Under the language proposed by Rost, RMFs would be defined as a “business that provides in-home healthcare and personal care services to four” or fewer unrelated people in a single-family home. In the current code, group homes are also called “group homes for the disabled”; in the updated language, they would just be regarded as group homes.

“So it (RMFs) can be done but it would have to be done as kind of a larger overall development and not as a piecemeal pick up a lot here and then another one there … to try and redevelop the parts of the residential neighborhoods as kind of these RMFs,” Rost said. “And then while we were at it, we were going to clean up the definition of group homes. It was kind of an older group home definition.”

The new language also adds a section for group home standards, preventing them from being located within 500 feet of another group home to assure group homes are not “unduly concentrated in neighborhoods so as to afford mentally or physically disabled persons every opportunity to be integrated in the community.”

An additional subsection outlines how and where RMFs are allowed: Only as a planned use development on a lot over 2.5 acres that must be reviewed by both the planning commission and aldermen. The new language does not and cannot prohibit RMFs from applying for zoning, but outlines where and how they could operate.
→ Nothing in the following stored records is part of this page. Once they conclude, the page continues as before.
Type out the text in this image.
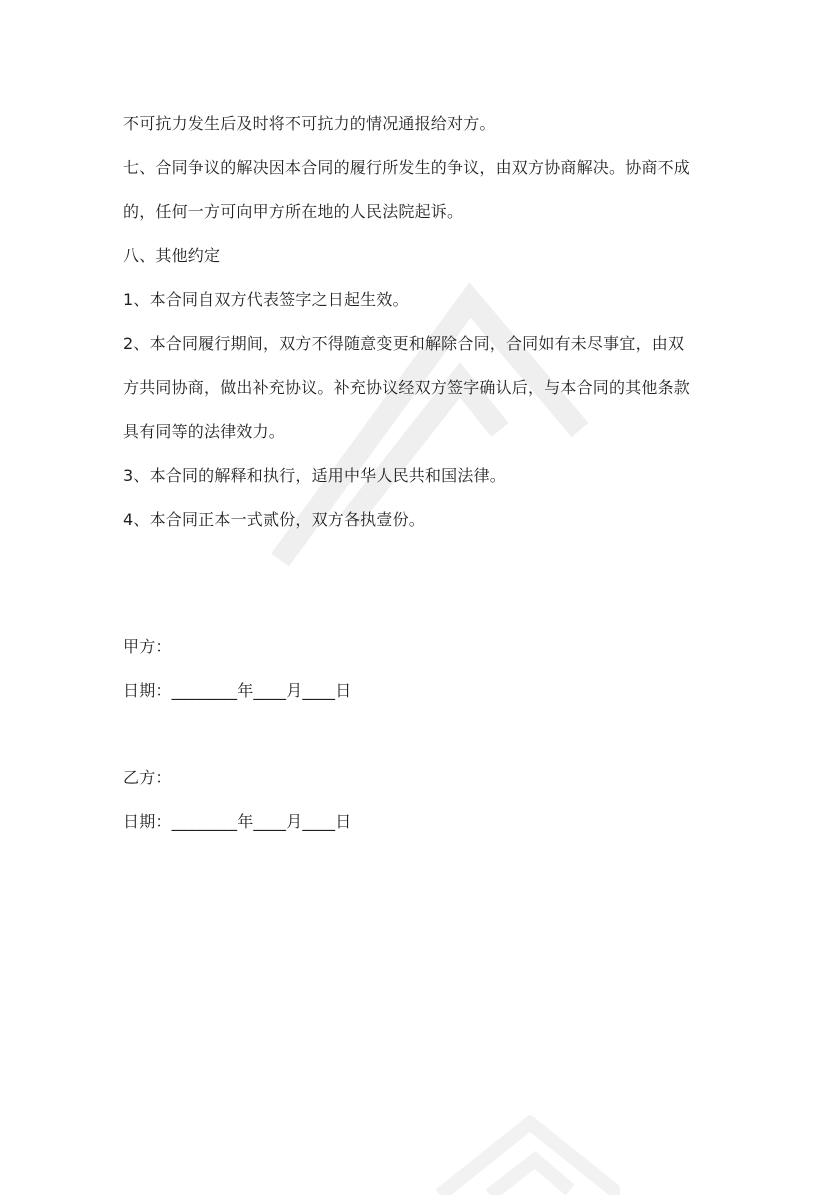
不可抗力发生后及时将不可抗力的情况通报给对方。
七、合同争议的解决因本合同的履行所发生的争议，由双方协商解决。协商不成
的，任何一方可向甲方所在地的人民法院起诉。
八、其他约定
1、本合同自双方代表签字之日起生效。
2、本合同履行期间，双方不得随意变更和解除合同，合同如有未尽事宜，由双
方共同协商，做出补充协议。补充协议经双方签字确认后，与本合同的其他条款
具有同等的法律效力。
3、本合同的解释和执行，适用中华人民共和国法律。
4、本合同正本一式贰份，双方各执壹份。
甲方：
日期：________年____月____日
乙方：
日期：________年____月____日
Broughton brought his concerns about medical residential facilities operating in the city to the board last fall. He estimated that medical residential facilities could be costing the city between $30,000 to $50,000 a year and requested that they be investigated.

Rost said that he did not find any operating in the city, but that there were two group homes operating that were in compliance with the city’s code.

“I just want to be clear, they (the two group homes) are not residential medical facilities. They’re group homes,” said Rost. “The concern was we had RMFs. We don’t. We just have two group homes. There’s a big difference. The group homes are not medical facilities. … Their primary goal is not medical.”

The Board of Aldermen is slated to discuss the amended language for RMFs and group homes sometime at an upcoming meeting.